We present in  a large scale, validated and reproducible study of social clicks – that is also the first data of its kind – gathering a month of web visits to online resources that are located in 5 leading news domains and that are mentioned in the third largest social media by web referral (Twitter). Our dataset amounts to 2.8 million posts, together responsible for 75 billion potential views on this social media, and 9.6 million actual clicks to 59,088 unique resources. We design a reproducible methodology, carefully corrected its biases, enabling data sharing, future collection and validation. As we prove, properties of clicks and social media Click-Through-Rates (CTR) impact multiple aspects of information diffusion, all previously unknown. Secondary resources, that are not promoted through headlines and are responsible for the long tail of content popularity, generate more clicks both in absolute and relative terms. Social media attention is actually long-lived, in contrast with temporal evolution estimated from posts or impressions. The actual influence of an intermediary or a resource is poorly predicted by their posting behavior, but we show how that prediction can be made more precise.

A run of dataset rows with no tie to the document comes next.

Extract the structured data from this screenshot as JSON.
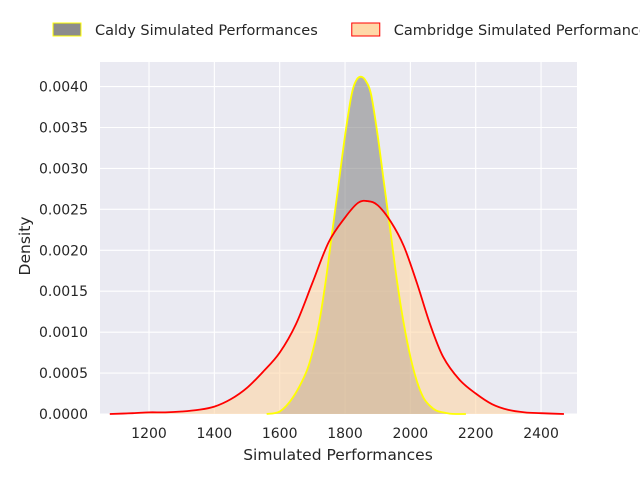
{
  "chart_data": {
    "type": "area",
    "title": "",
    "xlabel": "Simulated Performances",
    "ylabel": "Density",
    "xlim": [
      1050,
      2510
    ],
    "ylim": [
      0,
      0.0043
    ],
    "x_ticks": [
      1200,
      1400,
      1600,
      1800,
      2000,
      2200,
      2400
    ],
    "y_ticks": [
      0,
      0.0005,
      0.001,
      0.0015,
      0.002,
      0.0025,
      0.003,
      0.0035,
      0.004
    ],
    "y_tick_labels": [
      "0.0000",
      "0.0005",
      "0.0010",
      "0.0015",
      "0.0020",
      "0.0025",
      "0.0030",
      "0.0035",
      "0.0040"
    ],
    "grid": true,
    "legend_position": "top",
    "background": "#eaeaf2",
    "series": [
      {
        "name": "Caldy Simulated Performances",
        "fill": "#808080",
        "line": "#ffff00",
        "x": [
          1560,
          1600,
          1640,
          1680,
          1700,
          1720,
          1740,
          1760,
          1780,
          1800,
          1820,
          1835,
          1850,
          1865,
          1880,
          1900,
          1920,
          1940,
          1960,
          1980,
          2000,
          2020,
          2040,
          2060,
          2080,
          2100,
          2120,
          2140,
          2170
        ],
        "y": [
          0.0,
          3e-05,
          0.0002,
          0.0005,
          0.00075,
          0.0011,
          0.0016,
          0.0022,
          0.0028,
          0.0034,
          0.0039,
          0.00408,
          0.00412,
          0.00406,
          0.0039,
          0.0034,
          0.0028,
          0.0022,
          0.0016,
          0.0011,
          0.0007,
          0.0004,
          0.0002,
          0.0001,
          4e-05,
          2e-05,
          5e-06,
          0.0,
          0.0
        ]
      },
      {
        "name": "Cambridge Simulated Performances",
        "fill": "#ffd49e",
        "line": "#ff0000",
        "x": [
          1080,
          1150,
          1200,
          1250,
          1300,
          1350,
          1400,
          1450,
          1500,
          1550,
          1600,
          1650,
          1700,
          1750,
          1800,
          1840,
          1870,
          1900,
          1940,
          1980,
          2020,
          2060,
          2100,
          2150,
          2200,
          2250,
          2300,
          2350,
          2400,
          2470
        ],
        "y": [
          0.0,
          1e-05,
          2e-05,
          2e-05,
          3e-05,
          5e-05,
          9e-05,
          0.00018,
          0.00032,
          0.00052,
          0.00075,
          0.0011,
          0.0016,
          0.0021,
          0.0024,
          0.00258,
          0.0026,
          0.00255,
          0.00235,
          0.00205,
          0.0016,
          0.0011,
          0.0007,
          0.00042,
          0.00025,
          0.00012,
          5e-05,
          2e-05,
          1e-05,
          0.0
        ]
      }
    ]
  }
}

ReCon: Revealing and Controlling PII Leaks in Mobile Network Traffic
Participant: Arnaud Legout.
It is well known that apps running on mobile devices extensively track and leak users' personally identifiable information (PII); however, these users have little visibility into PII leaked through the network traffic generated by their devices, and have poor control over how, when and where that traffic is sent and handled by third parties. In this paper, we present the design, implementation, and evaluation of ReCon: a cross-platform system that reveals PII leaks and gives users control over them without requiring any special privileges or custom OSes. ReCon leverages machine learning to reveal potential PII leaks by inspecting network traffic, and provides a visualization tool to empower users with the ability to control these leaks via blocking or substitution of PII. We evaluate ReCon's effectiveness with measurements from controlled experiments using leaks from the 100 most popular iOS, Android, and Windows Phone apps, and via an Institutional Review Board approved user study with 92 participants. We show that ReCon is accurate, efficient, and identifies a wider range of PII than previous approaches.